Amidst the many astonishingly trivial deliverances of the Facebook news feed, the odd gem comes through now and then as well.  Like this prayer I came across this morning.  It has been attributed by many to Oscar Romero, the famously martyred archbishop of El Salvador, although evidently it is far from clear that Romero ever wrote or spoke these words.  Bishop Ken Untener is believed to be the prayer’s actual author, composing it in 1979, and apparently it was Cardinal John Dearden who delivered it as part of a homily for departed priests (like Romero). Confused yet?  Me too.

At any rate, regardless of who wrote (or spoke) this prayer, the words are good, true, and worth remembering.

A Future Not Our Own

It helps now and then to step back and take a long view.
The Kingdom is not only beyond our efforts,
it is beyond our vision.

We accomplish in our lifetime only a fraction
of the magnificent enterprise that is God’s work.
Nothing we do is complete, which is another way of
saying that the kingdom always lies beyond us.
No statement says all that could be said.
No prayer fully expresses our faith. No confession
brings perfection, no pastoral visit brings wholeness.
No program accomplishes the Church’s mission.
No set of goals and objectives include everything.

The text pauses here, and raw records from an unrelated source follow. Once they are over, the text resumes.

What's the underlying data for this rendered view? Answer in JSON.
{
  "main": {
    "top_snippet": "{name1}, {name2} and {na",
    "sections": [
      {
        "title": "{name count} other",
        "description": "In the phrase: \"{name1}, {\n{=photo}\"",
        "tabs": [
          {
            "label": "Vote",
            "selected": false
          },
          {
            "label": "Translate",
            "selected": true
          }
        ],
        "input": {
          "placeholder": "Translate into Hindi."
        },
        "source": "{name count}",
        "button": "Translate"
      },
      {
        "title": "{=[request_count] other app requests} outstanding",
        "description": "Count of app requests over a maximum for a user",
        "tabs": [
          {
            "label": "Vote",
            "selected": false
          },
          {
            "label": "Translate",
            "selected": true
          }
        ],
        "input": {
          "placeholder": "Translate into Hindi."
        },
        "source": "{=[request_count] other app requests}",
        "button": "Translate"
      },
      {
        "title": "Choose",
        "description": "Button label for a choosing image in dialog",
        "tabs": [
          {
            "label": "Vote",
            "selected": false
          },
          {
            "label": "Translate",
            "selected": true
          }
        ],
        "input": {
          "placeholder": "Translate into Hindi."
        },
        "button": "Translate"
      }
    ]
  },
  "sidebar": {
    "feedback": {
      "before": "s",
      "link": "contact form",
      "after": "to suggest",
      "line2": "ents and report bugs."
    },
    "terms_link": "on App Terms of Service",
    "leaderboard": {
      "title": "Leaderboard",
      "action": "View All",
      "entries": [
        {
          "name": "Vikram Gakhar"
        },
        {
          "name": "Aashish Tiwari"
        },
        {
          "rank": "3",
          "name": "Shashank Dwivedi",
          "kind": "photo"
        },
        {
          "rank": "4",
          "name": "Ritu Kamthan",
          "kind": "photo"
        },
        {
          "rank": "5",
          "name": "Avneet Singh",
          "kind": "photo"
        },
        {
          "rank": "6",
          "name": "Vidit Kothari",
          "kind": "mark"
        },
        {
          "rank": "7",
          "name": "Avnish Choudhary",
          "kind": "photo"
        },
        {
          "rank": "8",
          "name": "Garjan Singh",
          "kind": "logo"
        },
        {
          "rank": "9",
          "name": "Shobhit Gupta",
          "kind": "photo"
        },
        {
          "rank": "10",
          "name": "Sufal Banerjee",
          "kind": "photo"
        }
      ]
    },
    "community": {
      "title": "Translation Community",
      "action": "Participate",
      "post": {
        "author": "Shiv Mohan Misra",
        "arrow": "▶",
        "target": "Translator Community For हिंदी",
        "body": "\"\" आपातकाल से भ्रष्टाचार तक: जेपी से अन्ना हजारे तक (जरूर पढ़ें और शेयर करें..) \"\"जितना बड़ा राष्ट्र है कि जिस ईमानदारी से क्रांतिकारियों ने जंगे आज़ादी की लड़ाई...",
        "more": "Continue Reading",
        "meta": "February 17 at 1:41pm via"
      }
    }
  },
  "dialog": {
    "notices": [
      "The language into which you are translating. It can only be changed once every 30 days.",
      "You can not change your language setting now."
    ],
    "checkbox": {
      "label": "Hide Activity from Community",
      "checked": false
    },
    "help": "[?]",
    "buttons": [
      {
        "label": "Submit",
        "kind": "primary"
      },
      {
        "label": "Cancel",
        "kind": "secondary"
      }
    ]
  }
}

This is what we are about. We plant the seeds that one
day will grow. We water the seeds already planted
knowing that they hold future promise.
We lay foundations that will need further development.
We provide yeast that produces effects
far beyond our capabilities.

We cannot do everything, and there is a sense of
liberation in realizing this.
This enables us to do something, and to do it very well.
It may be incomplete, but it is a beginning,
a step along the way, an opportunity for the Lord’s
grace to enter and do the rest.
We may never see the end results, but that is the
difference between the master builder and the worker.

We are workers, not master builders, ministers, not
messiahs. We are prophets of a future not our own.